E PERICOLOSO SPORGERSI

© by ralf moß



"E Pericoloso Sporgersi", sie hatten das Schild früher an jedem Platz. Heute nicht mehr. Die Fenster sind nicht mehr zu öffnen. Löcher, abgedeckt mit einer bruchsicheren Scheibe. Meinen Mantel berge ich zusammengerollt auf meinem Schoß. Er hat sonst keinen Platz. Sie haben auch die Haken entfernt. Der Schaffner sieht mit sturem Blick die Reihen  entlang, bis zum Ende des Abteils und wieder zurück. Von seinem Hochsitz hat er einen guten Überblick. Nichts entgeht ihm. Wie der Lichtkegel eines Leuchtturms streicht sein Blick über unsere Köpfe.
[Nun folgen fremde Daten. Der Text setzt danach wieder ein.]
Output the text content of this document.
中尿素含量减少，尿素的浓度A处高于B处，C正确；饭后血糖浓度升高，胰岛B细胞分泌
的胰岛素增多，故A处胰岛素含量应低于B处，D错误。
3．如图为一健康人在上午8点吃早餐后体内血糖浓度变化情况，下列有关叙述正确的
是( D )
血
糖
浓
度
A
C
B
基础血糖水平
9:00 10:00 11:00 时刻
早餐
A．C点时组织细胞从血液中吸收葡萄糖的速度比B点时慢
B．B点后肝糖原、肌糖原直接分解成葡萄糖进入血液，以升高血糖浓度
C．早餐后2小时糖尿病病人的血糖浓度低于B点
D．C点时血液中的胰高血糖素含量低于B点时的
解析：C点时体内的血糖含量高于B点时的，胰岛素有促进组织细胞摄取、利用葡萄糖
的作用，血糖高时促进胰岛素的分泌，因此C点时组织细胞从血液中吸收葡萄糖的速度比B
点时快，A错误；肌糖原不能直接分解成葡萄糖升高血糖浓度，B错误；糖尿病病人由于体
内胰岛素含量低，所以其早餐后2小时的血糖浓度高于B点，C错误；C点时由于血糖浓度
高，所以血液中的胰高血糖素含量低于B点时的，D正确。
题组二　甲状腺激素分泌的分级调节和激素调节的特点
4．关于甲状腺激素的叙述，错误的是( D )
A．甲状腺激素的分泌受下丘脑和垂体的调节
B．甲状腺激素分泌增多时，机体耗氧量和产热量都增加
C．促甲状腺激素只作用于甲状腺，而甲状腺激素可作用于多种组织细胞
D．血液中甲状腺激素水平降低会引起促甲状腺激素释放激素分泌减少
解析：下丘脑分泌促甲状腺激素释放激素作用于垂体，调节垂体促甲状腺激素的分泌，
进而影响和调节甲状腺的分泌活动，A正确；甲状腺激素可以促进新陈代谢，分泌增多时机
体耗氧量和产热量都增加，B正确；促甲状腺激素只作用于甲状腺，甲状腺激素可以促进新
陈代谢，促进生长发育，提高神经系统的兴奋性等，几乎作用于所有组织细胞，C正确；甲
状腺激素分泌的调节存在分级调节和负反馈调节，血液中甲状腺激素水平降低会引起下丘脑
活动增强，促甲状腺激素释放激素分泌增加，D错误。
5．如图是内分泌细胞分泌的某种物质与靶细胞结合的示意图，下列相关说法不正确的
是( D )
Ich möchte mich ducken, wenn er  mich erreicht.

Jemand will zur Toilette, der Schaffner nickt und klopft mit seinem Stock an die Tür. Der Schaffner im nächsten Abteil klopft zurück, zweimal. Unser Schaffner nickt wieder, der Weg zur Toilette ist  freigegeben. Zwischen den beiden Schaffnern darf das Geschäft erledigt werden. Die Vorrichtung ist sicher, beide Schaffner sehen weg. Es kann nichts passieren.

Früher hätte ich jetzt Zeitung gelesen. Früher hätte  ich genügend Platz gehabt, eine Zeitung aufzufalten. Früher hatte es Zeitungen gegeben, die ich hätte lesen wollen. Die Züge sind voll, seit sie den Individualverkehr aufgehoben haben. Zu gefährlich. Aufgehoben, was für ein Wort.  Auch Züge sind gefährlich, doch es gibt ja die Schaffner auf ihren Hochsitzen. Und die Scheiben. Niemand kann herausspringen. Auch die Gleise sind abgesperrt, man kann sie nicht betreten. Betreten! Man betritt Gleise nicht. Man  legt sich darauf oder wirft sich auf sie, kurz bevor ein Zug kommt. Es ist alles abgesperrt, Gleise, Brücken, Flüsse, das Meer.

Wenn ich zuhause angekommen bin, werde ich mir ein heißes Schaumbad einlassen, eine  Stunde baden, den Fön einschalten und zu mir ins Wasser holen.

Sie werden den Strom aufheben. Oder das Wasser. Wahrscheinlich beides.